Democracy is the art of providing maximum good to the maximum people. Data is the biggest asset class today. Information is processed data. If democracy is devoid of data or actionable data or all data that can and should be made available as a right to the people at large, what is the fate of democracy? Democratization of information / data means that all data which is not required by specific laws to keep confidential should be made open. The data needs to be comprehensive and complete and should not be in bits and pieces. The effort which goes in collection or collating that data should be minimal and more often than not, should be made available at the click of a mouse.

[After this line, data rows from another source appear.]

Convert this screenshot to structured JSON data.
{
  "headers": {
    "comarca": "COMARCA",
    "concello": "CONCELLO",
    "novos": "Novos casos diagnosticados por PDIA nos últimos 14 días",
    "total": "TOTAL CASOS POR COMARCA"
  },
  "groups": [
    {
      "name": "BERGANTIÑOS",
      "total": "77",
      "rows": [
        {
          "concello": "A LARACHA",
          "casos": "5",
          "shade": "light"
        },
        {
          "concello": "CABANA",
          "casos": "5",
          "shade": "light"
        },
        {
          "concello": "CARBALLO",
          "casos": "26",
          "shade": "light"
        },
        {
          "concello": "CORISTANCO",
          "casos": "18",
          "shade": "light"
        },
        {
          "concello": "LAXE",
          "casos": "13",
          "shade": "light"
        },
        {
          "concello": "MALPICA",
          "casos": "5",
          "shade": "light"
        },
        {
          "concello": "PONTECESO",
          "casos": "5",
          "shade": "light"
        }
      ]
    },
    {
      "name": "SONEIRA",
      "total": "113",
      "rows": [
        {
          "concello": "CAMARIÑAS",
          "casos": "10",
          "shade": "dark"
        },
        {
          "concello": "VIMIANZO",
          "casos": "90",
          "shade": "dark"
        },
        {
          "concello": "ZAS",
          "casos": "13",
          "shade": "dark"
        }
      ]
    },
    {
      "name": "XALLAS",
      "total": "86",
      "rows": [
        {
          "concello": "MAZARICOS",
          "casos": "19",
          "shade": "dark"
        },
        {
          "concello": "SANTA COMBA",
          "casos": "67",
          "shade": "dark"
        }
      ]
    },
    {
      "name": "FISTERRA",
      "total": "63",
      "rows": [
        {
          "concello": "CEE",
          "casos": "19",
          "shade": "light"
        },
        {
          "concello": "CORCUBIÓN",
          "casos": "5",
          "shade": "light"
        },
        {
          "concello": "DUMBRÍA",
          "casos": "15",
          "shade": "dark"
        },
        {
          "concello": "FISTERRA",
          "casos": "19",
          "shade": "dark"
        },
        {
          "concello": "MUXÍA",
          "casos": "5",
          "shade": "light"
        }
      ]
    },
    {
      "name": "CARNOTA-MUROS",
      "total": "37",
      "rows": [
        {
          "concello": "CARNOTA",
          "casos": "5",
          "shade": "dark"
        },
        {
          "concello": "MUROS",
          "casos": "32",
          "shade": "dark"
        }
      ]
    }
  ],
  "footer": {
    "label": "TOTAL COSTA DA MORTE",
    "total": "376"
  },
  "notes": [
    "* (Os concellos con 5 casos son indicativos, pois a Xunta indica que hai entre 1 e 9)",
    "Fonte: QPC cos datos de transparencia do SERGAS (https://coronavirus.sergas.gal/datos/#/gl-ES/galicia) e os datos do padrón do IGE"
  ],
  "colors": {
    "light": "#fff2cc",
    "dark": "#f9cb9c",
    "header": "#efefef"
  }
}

The health of data is pretty much our health , is well known by now. There is no democracy without democratization of data. Data leads to empowerment and is the simplest and surest mode to it. Data / information through authentic / official sources can be the best way to make public servants and even private entities accountable. The best way to hide and stay in your cozy and safe haven is to obfuscate data. If we see the recent and not so recent legal provisions and enablement of statutory authorities, it shows a very clear and discernible trend in this direction. The malaise is known and so is the solution, putting the two together is the challenge.

The battle of our lives is the battle for data. The enactment of the Right to Information Act was not the culmination of a battle but the beginning of war. The war is of legally snatching information / data and the other party creating ways and means to legally withhold it. The effort to get data should not become a wild goose chase. In lots of official / legal  arenas, the data provided is devoid of making any sense out of it at all or is outdated or it is not cross verifiable. The data hygiene of different data streams and information flows which go behind its final creation, is more relevant than the data finally provided, because its utility is dependent on it.

The sessions of the Union Legislature and that of the states, if provided with official data in real time and dynamic way, would make large chunks of  sessions futile. It would add to the quality of the debates and most importantly the data can be cross verified in the legislature itself at the click of a mouse. Large part of the effort in investigation and enquiries also revolve around the ready availability of authentic data.  An open data world is free world, opaqueness always has a purpose and a non-democratic one. The magic of the Suo moto powers of criminal case registration, public interest litigation and Suo moto powers of the courts would come to life, if it is supported by open data policy. The arduous nature of proceedings primarily because of non-availability of data / information is the real spoiler. If data does not serve the democratic purposes, then what else is it supposed to serve?